DeepSpeed icon indicating copy to clipboard operation
DeepSpeed copied to clipboard

[BUG] Concern around mixed precision training where weights are in low precision

Open ethansmith2000 opened this issue 1 year ago • 2 comments

I noticed that in deepspeed, when training with fp16 and bf16, weights are set to the lower precision. I am wondering if there is any chance of making this optional. For both bf16 and fp16 there is the risk of having the weight change "dissapear" due to the low precision

This paper brought first brought the issue to my attention: https://arxiv.org/abs/2010.06192

Empirically, have found a lot of diffusion model training to have small gradient norms, often around 0.02 or so. In BF16 and possibly even fp16 it appears that this optimization step may not even register. Screenshot 2024-03-23 at 9 30 31 PM

In fp16, more bytes are allocated to the mantissa so its less risky but still seems like a potential issue.

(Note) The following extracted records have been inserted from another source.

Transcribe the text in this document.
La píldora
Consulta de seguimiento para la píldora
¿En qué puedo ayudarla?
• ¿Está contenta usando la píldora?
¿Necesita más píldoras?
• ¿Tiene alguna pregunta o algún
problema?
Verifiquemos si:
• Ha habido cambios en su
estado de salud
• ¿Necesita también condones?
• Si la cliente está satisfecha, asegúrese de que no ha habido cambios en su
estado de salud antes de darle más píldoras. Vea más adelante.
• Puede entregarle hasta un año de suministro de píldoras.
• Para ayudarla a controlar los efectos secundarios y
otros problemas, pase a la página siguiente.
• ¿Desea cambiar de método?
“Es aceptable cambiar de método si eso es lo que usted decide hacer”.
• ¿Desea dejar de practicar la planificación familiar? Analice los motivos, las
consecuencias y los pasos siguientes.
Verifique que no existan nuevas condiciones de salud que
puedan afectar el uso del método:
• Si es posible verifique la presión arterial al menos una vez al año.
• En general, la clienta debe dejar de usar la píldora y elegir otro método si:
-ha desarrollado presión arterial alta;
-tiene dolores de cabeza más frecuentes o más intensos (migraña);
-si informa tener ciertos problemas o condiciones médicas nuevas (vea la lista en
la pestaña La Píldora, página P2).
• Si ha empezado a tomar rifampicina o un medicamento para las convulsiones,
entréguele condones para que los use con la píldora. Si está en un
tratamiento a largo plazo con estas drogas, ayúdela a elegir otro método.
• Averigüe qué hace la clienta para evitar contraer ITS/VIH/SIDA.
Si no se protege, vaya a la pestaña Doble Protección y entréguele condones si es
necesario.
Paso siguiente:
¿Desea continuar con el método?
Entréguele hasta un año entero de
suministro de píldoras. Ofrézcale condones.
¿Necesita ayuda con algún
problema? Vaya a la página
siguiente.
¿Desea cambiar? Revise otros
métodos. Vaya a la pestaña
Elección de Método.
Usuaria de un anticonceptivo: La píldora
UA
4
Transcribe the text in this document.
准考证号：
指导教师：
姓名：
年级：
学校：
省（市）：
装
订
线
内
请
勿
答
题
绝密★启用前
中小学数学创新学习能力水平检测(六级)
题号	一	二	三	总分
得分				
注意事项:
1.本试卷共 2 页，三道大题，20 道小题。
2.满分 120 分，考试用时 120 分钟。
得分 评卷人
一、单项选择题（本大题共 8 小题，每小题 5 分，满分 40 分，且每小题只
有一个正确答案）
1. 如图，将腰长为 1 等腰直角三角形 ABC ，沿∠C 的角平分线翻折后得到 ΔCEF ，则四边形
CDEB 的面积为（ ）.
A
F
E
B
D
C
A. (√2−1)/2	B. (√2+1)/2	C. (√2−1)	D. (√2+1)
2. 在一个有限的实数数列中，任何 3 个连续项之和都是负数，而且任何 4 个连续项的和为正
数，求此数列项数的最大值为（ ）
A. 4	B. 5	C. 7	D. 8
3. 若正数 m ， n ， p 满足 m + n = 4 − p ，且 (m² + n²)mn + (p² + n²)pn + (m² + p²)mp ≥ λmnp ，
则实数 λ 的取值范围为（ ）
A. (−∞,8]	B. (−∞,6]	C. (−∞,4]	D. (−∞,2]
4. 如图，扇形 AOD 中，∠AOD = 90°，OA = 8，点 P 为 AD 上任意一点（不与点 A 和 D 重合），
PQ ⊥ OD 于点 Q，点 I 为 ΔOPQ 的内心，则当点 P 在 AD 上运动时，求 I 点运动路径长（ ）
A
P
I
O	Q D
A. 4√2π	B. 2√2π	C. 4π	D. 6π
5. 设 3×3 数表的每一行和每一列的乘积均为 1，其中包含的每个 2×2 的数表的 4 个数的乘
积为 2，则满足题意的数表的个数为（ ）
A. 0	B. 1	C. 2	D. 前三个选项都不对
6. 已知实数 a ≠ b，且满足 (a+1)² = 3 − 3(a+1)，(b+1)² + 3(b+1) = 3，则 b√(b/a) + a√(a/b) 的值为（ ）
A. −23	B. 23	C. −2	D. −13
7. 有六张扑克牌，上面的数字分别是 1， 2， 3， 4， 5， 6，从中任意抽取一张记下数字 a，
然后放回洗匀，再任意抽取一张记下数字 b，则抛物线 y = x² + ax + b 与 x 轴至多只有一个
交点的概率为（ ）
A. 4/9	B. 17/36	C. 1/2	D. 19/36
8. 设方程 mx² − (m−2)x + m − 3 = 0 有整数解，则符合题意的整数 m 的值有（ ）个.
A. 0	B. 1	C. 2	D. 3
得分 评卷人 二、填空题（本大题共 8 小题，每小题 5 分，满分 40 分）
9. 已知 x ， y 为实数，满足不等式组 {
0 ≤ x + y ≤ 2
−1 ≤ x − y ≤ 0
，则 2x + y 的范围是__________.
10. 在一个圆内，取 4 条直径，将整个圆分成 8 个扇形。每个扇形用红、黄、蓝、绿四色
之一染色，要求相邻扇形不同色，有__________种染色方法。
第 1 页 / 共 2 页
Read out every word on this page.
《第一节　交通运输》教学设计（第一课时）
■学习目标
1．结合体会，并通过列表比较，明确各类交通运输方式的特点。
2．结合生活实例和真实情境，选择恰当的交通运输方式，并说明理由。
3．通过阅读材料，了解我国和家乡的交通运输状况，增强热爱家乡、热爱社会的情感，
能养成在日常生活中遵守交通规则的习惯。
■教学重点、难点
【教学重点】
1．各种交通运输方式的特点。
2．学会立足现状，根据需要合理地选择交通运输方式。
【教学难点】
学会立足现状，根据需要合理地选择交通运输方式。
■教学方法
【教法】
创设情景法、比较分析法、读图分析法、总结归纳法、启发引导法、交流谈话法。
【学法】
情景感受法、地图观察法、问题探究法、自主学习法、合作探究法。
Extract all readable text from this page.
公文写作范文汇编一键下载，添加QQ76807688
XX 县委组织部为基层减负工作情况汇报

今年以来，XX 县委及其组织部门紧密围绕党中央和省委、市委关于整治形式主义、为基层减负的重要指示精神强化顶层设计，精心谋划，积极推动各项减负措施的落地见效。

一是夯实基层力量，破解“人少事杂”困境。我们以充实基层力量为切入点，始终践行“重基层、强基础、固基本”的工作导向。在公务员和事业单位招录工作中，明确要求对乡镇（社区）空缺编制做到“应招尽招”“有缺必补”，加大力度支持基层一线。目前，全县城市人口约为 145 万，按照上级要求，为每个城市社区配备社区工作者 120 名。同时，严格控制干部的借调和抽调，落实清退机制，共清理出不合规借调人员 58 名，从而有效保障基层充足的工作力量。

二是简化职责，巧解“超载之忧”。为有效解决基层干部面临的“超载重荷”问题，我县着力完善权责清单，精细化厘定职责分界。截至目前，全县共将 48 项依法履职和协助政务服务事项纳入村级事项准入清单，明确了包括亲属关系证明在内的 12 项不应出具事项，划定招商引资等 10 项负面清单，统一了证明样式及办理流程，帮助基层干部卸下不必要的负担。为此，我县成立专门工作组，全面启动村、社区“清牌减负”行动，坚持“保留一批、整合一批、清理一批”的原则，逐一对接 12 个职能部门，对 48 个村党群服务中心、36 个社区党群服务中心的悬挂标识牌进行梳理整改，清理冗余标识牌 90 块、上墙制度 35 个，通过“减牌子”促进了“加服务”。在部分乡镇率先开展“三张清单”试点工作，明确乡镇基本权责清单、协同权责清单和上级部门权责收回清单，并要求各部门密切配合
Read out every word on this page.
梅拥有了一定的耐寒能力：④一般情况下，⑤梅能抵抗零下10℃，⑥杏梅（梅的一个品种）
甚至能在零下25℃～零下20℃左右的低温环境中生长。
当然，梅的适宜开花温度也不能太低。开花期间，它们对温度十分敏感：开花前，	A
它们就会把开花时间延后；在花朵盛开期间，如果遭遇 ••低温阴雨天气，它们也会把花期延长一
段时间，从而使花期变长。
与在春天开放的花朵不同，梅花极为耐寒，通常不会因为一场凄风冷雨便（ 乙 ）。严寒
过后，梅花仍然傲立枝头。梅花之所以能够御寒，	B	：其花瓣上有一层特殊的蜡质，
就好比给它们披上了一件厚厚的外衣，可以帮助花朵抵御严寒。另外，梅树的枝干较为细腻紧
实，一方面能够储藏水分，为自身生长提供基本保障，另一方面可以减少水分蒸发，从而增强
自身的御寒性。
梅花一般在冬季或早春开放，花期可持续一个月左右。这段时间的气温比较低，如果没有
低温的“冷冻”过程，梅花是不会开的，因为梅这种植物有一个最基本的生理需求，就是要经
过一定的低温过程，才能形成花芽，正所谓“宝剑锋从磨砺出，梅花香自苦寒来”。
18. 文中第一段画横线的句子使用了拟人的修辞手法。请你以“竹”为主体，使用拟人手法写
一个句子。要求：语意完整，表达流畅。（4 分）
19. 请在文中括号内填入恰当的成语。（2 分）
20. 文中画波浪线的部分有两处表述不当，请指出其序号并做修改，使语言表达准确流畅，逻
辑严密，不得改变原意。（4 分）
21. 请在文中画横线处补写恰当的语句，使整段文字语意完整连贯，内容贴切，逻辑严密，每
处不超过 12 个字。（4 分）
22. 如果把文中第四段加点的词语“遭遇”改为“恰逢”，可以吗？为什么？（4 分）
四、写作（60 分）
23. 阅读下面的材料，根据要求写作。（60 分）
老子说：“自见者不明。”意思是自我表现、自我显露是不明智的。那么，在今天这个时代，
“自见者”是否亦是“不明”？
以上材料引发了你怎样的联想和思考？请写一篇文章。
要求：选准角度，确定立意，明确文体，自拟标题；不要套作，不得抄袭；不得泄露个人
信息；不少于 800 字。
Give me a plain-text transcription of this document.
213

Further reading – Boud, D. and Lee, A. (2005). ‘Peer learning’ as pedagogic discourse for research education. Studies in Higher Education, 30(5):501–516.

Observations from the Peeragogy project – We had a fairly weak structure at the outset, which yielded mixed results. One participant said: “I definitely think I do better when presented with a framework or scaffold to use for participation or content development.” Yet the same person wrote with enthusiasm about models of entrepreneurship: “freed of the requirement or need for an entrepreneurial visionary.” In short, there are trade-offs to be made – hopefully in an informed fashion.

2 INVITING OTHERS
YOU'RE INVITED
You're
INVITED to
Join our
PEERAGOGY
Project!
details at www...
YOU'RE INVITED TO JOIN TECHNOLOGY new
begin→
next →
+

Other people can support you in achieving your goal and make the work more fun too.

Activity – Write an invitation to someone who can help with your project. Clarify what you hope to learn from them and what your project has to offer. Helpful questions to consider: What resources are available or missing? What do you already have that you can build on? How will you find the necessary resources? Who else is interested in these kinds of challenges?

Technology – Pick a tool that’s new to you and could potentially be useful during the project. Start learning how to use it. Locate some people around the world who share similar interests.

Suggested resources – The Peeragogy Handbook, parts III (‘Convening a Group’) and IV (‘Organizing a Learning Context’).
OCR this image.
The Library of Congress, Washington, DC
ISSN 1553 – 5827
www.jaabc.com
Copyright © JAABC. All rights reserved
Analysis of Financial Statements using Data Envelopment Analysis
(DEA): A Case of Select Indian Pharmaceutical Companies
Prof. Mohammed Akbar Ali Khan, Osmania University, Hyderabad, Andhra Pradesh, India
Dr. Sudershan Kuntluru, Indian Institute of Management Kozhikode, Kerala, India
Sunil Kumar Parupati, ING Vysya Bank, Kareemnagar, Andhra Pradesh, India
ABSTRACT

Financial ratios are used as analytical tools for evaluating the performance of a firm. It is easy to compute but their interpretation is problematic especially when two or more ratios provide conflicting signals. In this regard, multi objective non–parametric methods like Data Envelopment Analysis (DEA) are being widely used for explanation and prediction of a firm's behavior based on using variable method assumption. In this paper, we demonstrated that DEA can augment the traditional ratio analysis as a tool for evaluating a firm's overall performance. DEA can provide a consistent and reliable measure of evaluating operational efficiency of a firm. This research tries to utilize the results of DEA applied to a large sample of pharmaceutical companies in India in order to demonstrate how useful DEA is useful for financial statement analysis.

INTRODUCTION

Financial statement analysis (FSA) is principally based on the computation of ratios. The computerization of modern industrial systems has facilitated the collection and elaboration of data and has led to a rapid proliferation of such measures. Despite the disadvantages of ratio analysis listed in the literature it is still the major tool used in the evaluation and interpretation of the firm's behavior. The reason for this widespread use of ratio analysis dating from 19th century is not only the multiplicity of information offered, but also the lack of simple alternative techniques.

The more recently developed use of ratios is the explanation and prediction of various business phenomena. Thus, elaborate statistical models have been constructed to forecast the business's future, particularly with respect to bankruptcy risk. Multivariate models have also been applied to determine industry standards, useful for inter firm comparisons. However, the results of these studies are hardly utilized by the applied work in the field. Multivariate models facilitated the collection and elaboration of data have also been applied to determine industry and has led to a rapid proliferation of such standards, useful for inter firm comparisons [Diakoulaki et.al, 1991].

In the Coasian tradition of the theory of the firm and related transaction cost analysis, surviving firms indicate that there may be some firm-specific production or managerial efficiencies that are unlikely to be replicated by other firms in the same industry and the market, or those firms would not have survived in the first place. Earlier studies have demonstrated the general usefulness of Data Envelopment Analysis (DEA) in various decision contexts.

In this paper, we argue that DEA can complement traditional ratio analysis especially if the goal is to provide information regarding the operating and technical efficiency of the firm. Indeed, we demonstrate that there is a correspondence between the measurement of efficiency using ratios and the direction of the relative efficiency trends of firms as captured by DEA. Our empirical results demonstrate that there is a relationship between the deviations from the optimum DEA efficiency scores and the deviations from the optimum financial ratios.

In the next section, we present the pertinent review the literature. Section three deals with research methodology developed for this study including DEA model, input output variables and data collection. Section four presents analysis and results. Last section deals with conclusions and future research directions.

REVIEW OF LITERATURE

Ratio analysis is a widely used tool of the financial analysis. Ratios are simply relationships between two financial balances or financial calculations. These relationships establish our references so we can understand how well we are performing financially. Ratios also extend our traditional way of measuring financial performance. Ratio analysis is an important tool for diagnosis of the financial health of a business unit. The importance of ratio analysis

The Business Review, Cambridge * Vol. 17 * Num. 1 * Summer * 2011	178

fetching the dtype of the optimizer states or model weights does show they are in the reduced precision but to make sure i also checked the gpu memory usage. The below is zero stage-1 training of SDXL Screenshot 2024-03-24 at 2 32 09 AM

Additionally, I had previously mentioned here that the Deepspeed BERT training example suffers significant performance loss when running in bf16 Screenshot 2024-03-24 at 3 08 22 AM

ethansmith2000 avatar Mar 24 '24 01:03 ethansmith2000

wanted to link this one here too https://github.com/Lightning-AI/pytorch-lightning/issues/18016

ethansmith2000 avatar Jun 12 '24 07:06 ethansmith2000

found the solution sire?

SonicCodes avatar Sep 24 '24 13:09 SonicCodes

Any solution yet?

Monohydroxides avatar Oct 18 '24 08:10 Monohydroxides

@ethansmith2000, apologies for delayed response. Assuming this remains relevant, please see my comments below.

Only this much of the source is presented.